NEW YORK, Oct 24 (Reuters) - Bank of America Corp (BAC.N) reached out to Merrill Lynch’s MER.N 15,500 financial advisers, offering retention packages to the group which the bank has described as Merrill’s “crown jewel”.
The top producing advisers bringing in $1.75 million and up in fees and commissions will receive a loan up front equivalent to those fees and commissions and the company will pay down the loan for them over a seven-year period, said a source at Merrill Lynch familiar with the offer.
Top executives of Bank of America and Merrill confirmed in statements that the offers had been made, although not the amounts.
“It is important for clients, shareholders and the future of the combined company to retain top-performing advisers at the two current firms,” said Robert McCann, vice chairman and president, Global Wealth Management at Merrill Lynch and the man selected to head the combined companies’ brokerage division.
“This transition award, which is fully realized over multiple years, will help ensure that clients receive thoughtful advice, guidance and world-class service from the financial advisers they have chosen and trust.”
Those advisers who bring in $1 million to $1.75 million will be loaned 75 percent of that amount up front, with the debt to be extinguished over seven years. They also will receive a loan equivalent to a quarter of their fees and commissions which the bank will pay off over three years only if they meet certain growth targets.
Advisers who bring in $750,000 to $999,000 will be offered a 50 percent 7-year loan and the same 25 percent three-year loan based on growth targets, with the size of the upfront loan decreasing further for those managing between $500,000 and $749,000 and still further for those who deliver below $500,000, the source said.

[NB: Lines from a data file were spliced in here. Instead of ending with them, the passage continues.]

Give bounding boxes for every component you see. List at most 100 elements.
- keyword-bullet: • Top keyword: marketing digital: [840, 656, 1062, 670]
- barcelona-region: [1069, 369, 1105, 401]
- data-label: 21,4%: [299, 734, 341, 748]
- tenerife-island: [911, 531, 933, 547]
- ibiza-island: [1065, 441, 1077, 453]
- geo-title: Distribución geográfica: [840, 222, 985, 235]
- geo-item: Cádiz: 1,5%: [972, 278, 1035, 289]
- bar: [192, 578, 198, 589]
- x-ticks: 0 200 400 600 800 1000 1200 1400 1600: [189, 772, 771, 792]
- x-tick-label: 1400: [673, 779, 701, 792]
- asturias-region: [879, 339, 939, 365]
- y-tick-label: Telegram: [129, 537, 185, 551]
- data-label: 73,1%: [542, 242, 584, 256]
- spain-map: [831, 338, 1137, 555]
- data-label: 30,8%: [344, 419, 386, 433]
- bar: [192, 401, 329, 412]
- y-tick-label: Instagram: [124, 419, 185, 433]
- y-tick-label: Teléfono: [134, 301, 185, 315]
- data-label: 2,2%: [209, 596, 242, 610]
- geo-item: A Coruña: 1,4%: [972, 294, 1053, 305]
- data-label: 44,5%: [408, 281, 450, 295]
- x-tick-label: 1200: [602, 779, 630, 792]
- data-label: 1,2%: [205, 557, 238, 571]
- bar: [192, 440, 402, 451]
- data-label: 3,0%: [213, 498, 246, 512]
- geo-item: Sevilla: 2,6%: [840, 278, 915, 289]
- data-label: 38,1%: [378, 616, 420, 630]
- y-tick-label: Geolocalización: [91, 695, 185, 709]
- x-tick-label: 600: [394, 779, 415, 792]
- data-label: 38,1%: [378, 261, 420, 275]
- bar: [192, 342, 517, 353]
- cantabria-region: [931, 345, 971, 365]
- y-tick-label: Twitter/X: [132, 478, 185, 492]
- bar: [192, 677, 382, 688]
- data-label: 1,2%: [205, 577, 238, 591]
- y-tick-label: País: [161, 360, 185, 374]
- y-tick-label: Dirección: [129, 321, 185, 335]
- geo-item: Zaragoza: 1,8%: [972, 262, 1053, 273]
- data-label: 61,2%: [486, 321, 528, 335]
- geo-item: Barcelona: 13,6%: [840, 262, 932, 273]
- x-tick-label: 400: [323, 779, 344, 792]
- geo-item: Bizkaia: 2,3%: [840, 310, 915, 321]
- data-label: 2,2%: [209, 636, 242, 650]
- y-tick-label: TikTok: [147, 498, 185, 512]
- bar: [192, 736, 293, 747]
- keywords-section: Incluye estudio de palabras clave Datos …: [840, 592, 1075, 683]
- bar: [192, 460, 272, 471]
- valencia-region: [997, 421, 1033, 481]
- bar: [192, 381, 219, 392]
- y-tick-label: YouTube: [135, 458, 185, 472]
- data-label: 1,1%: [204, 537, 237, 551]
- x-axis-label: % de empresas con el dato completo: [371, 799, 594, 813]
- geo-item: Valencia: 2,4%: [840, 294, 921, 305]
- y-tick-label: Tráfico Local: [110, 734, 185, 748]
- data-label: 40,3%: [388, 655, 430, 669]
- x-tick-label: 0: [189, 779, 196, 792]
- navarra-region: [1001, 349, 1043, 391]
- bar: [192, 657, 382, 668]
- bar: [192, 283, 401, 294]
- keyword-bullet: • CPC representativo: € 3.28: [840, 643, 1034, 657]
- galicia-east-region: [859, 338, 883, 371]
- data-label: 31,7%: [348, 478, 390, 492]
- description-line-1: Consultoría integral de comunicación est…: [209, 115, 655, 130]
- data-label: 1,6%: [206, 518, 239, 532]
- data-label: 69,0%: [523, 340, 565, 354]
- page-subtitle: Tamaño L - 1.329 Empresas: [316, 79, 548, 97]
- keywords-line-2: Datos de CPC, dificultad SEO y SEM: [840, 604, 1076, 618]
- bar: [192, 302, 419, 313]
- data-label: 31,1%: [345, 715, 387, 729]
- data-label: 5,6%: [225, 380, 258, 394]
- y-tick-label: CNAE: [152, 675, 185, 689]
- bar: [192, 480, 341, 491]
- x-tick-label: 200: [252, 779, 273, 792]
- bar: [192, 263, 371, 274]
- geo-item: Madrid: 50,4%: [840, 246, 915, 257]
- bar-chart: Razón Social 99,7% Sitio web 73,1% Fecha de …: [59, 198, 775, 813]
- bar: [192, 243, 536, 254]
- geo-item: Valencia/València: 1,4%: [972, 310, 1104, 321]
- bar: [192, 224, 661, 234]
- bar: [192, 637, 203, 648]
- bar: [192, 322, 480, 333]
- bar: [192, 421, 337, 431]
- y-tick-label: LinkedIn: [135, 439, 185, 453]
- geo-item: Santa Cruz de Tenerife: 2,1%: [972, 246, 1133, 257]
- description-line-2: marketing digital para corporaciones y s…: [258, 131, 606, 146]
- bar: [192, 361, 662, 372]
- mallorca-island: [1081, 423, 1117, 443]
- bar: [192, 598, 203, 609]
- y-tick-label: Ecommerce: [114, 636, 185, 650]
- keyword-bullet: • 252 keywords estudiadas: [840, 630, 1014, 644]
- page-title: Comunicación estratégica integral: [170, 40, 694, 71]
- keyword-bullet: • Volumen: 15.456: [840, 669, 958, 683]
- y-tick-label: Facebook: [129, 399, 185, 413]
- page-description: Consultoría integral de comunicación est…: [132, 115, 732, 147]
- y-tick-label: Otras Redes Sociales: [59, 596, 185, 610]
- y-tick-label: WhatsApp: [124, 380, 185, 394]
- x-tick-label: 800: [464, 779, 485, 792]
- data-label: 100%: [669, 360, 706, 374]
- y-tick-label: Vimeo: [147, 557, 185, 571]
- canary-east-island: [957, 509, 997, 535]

One Merrill adviser who asked not to be identified said the offer could go a long way toward calming worries among the investment bank’s brokerage that could have seen a defection of top talent.
“We are busy working with our clients,” the adviser said. “The top end guys we all feel will stay put, but lower end producers may not be thrilled. Are they going to go independent? I doubt it.”
But others were more skeptical about what kind of reception the offers would get.
“These offers aren’t going over well at all,” said Howard Diamond, CEO of Diamond Consultants, a New Jersey based financial services recruiter. “There is a message with the money.”
“Eighty percent of the Merrill guys we are speaking with are very unhappy with the offer -- especially the guys just under a million in production,” he said.